LLamaModelParams
Namespace: LLama.Native
A C# representation of the llama.cpp llama_model_params
struct
public struct LLamaModelParams
Inheritance Object → ValueType → LLamaModelParams
Fields
n_gpu_layers
// number of layers to store in VRAM
public int n_gpu_layers;
split_mode
how to split the model across multiple GPUs
public GPUSplitMode split_mode;
main_gpu
the GPU that is used for scratch and small tensors
public int main_gpu;
tensor_split
how to split layers across multiple GPUs (size: NativeApi.llama_max_devices())
public Single* tensor_split;
progress_callback
called with a progress value between 0 and 1, pass NULL to disable.
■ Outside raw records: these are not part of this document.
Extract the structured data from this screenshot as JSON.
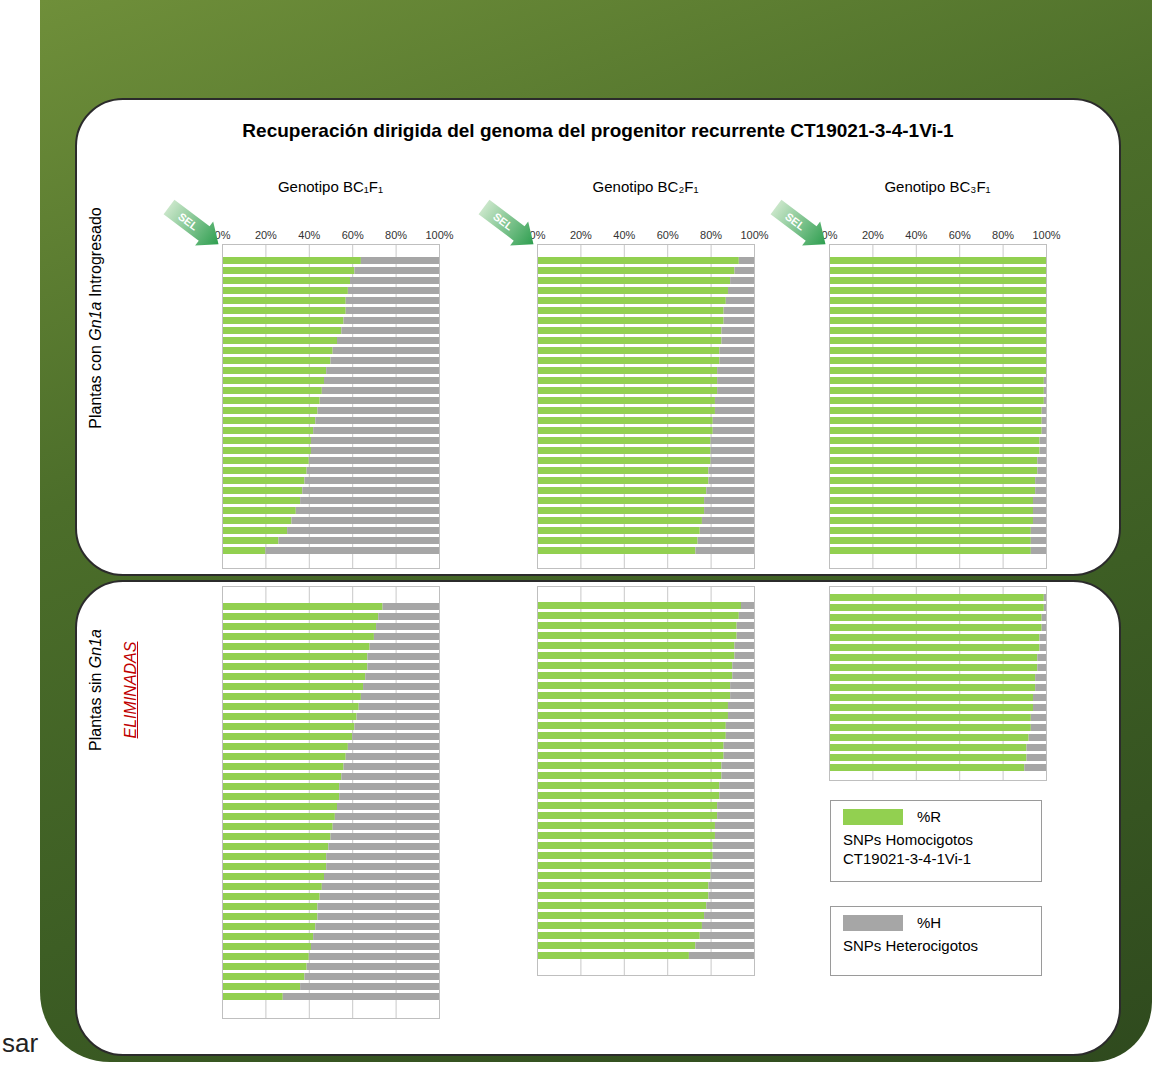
{
  "title": "Recuperación dirigida del genoma del progenitor recurrente CT19021-3-4-1Vi-1",
  "row_labels": [
    [
      "Plantas con ",
      "Gn1a",
      " Introgresado"
    ],
    [
      "Plantas sin ",
      "Gn1a"
    ]
  ],
  "eliminated_label": "ELIMINADAS",
  "selection_label": "SEL",
  "legend": "bottom-right",
  "legend_descriptions": [
    [
      "SNPs Homocigotos",
      "CT19021-3-4-1Vi-1"
    ],
    [
      "SNPs Heterocigotos"
    ]
  ],
  "footer_fragment": "sar",
  "chart_data": [
    {
      "type": "bar",
      "orientation": "horizontal",
      "stacked": true,
      "grid": true,
      "tick_labels": "x",
      "title": "Genotipo BC₁F₁",
      "xlim": [
        0,
        100
      ],
      "xticks": [
        {
          "value": 0,
          "label": "0%"
        },
        {
          "value": 20,
          "label": "20%"
        },
        {
          "value": 40,
          "label": "40%"
        },
        {
          "value": 60,
          "label": "60%"
        },
        {
          "value": 80,
          "label": "80%"
        },
        {
          "value": 100,
          "label": "100%"
        }
      ],
      "groups": [
        {
          "series": [
            {
              "name": "%R",
              "color": "#92d050",
              "values": [
                64,
                61,
                59,
                58,
                57,
                57,
                56,
                55,
                53,
                51,
                50,
                48,
                47,
                46,
                45,
                44,
                43,
                42,
                41,
                41,
                40,
                39,
                38,
                37,
                36,
                34,
                32,
                30,
                26,
                20
              ]
            },
            {
              "name": "%H",
              "color": "#a6a6a6",
              "values": [
                36,
                39,
                41,
                42,
                43,
                43,
                44,
                45,
                47,
                49,
                50,
                52,
                53,
                54,
                55,
                56,
                57,
                58,
                59,
                59,
                60,
                61,
                62,
                63,
                64,
                66,
                68,
                70,
                74,
                80
              ]
            }
          ]
        },
        {
          "series": [
            {
              "name": "%R",
              "color": "#92d050",
              "values": [
                74,
                72,
                71,
                70,
                68,
                67,
                67,
                66,
                65,
                64,
                63,
                62,
                61,
                60,
                58,
                57,
                56,
                55,
                54,
                54,
                53,
                52,
                51,
                50,
                49,
                48,
                48,
                47,
                46,
                45,
                44,
                44,
                43,
                42,
                41,
                40,
                39,
                38,
                36,
                28
              ]
            },
            {
              "name": "%H",
              "color": "#a6a6a6",
              "values": [
                26,
                28,
                29,
                30,
                32,
                33,
                33,
                34,
                35,
                36,
                37,
                38,
                39,
                40,
                42,
                43,
                44,
                45,
                46,
                46,
                47,
                48,
                49,
                50,
                51,
                52,
                52,
                53,
                54,
                55,
                56,
                56,
                57,
                58,
                59,
                60,
                61,
                62,
                64,
                72
              ]
            }
          ]
        }
      ]
    },
    {
      "type": "bar",
      "orientation": "horizontal",
      "stacked": true,
      "grid": true,
      "tick_labels": "x",
      "title": "Genotipo BC₂F₁",
      "xlim": [
        0,
        100
      ],
      "xticks": [
        {
          "value": 0,
          "label": "0%"
        },
        {
          "value": 20,
          "label": "20%"
        },
        {
          "value": 40,
          "label": "40%"
        },
        {
          "value": 60,
          "label": "60%"
        },
        {
          "value": 80,
          "label": "80%"
        },
        {
          "value": 100,
          "label": "100%"
        }
      ],
      "groups": [
        {
          "series": [
            {
              "name": "%R",
              "color": "#92d050",
              "values": [
                93,
                91,
                89,
                88,
                87,
                86,
                86,
                85,
                85,
                84,
                84,
                83,
                83,
                83,
                82,
                82,
                81,
                81,
                80,
                80,
                80,
                79,
                79,
                78,
                77,
                77,
                76,
                75,
                74,
                73
              ]
            },
            {
              "name": "%H",
              "color": "#a6a6a6",
              "values": [
                7,
                9,
                11,
                12,
                13,
                14,
                14,
                15,
                15,
                16,
                16,
                17,
                17,
                17,
                18,
                18,
                19,
                19,
                20,
                20,
                20,
                21,
                21,
                22,
                23,
                23,
                24,
                25,
                26,
                27
              ]
            }
          ]
        },
        {
          "series": [
            {
              "name": "%R",
              "color": "#92d050",
              "values": [
                94,
                93,
                92,
                92,
                91,
                91,
                90,
                90,
                89,
                89,
                88,
                88,
                87,
                87,
                86,
                86,
                85,
                85,
                84,
                84,
                83,
                83,
                82,
                82,
                81,
                81,
                80,
                80,
                79,
                79,
                78,
                77,
                76,
                75,
                73,
                70
              ]
            },
            {
              "name": "%H",
              "color": "#a6a6a6",
              "values": [
                6,
                7,
                8,
                8,
                9,
                9,
                10,
                10,
                11,
                11,
                12,
                12,
                13,
                13,
                14,
                14,
                15,
                15,
                16,
                16,
                17,
                17,
                18,
                18,
                19,
                19,
                20,
                20,
                21,
                21,
                22,
                23,
                24,
                25,
                27,
                30
              ]
            }
          ]
        }
      ]
    },
    {
      "type": "bar",
      "orientation": "horizontal",
      "stacked": true,
      "grid": true,
      "tick_labels": "x",
      "title": "Genotipo BC₃F₁",
      "xlim": [
        0,
        100
      ],
      "xticks": [
        {
          "value": 0,
          "label": "0%"
        },
        {
          "value": 20,
          "label": "20%"
        },
        {
          "value": 40,
          "label": "40%"
        },
        {
          "value": 60,
          "label": "60%"
        },
        {
          "value": 80,
          "label": "80%"
        },
        {
          "value": 100,
          "label": "100%"
        }
      ],
      "groups": [
        {
          "series": [
            {
              "name": "%R",
              "color": "#92d050",
              "values": [
                100,
                100,
                100,
                100,
                100,
                100,
                100,
                100,
                100,
                100,
                100,
                100,
                99,
                99,
                99,
                98,
                98,
                98,
                97,
                97,
                96,
                96,
                95,
                95,
                94,
                94,
                94,
                93,
                93,
                93
              ]
            },
            {
              "name": "%H",
              "color": "#a6a6a6",
              "values": [
                0,
                0,
                0,
                0,
                0,
                0,
                0,
                0,
                0,
                0,
                0,
                0,
                1,
                1,
                1,
                2,
                2,
                2,
                3,
                3,
                4,
                4,
                5,
                5,
                6,
                6,
                6,
                7,
                7,
                7
              ]
            }
          ]
        },
        {
          "series": [
            {
              "name": "%R",
              "color": "#92d050",
              "values": [
                99,
                99,
                98,
                98,
                97,
                97,
                96,
                96,
                95,
                95,
                94,
                94,
                93,
                93,
                92,
                91,
                91,
                90
              ]
            },
            {
              "name": "%H",
              "color": "#a6a6a6",
              "values": [
                1,
                1,
                2,
                2,
                3,
                3,
                4,
                4,
                5,
                5,
                6,
                6,
                7,
                7,
                8,
                9,
                9,
                10
              ]
            }
          ]
        }
      ]
    }
  ]
}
If the provided progress_callback returns true, model loading continues. If it returns false, model loading is immediately aborted.
public LlamaProgressCallback progress_callback;
progress_callback_user_data
context pointer passed to the progress callback
public Void* progress_callback_user_data;
kv_overrides
override key-value pairs of the model meta data
public LLamaModelMetadataOverride* kv_overrides;
Properties
vocab_only
only load the vocabulary, no weights
public bool vocab_only { get; set; }
Property Value
use_mmap
use mmap if possible
public bool use_mmap { get; set; }
Property Value
use_mlock
force system to keep model in RAM
public bool use_mlock { get; set; }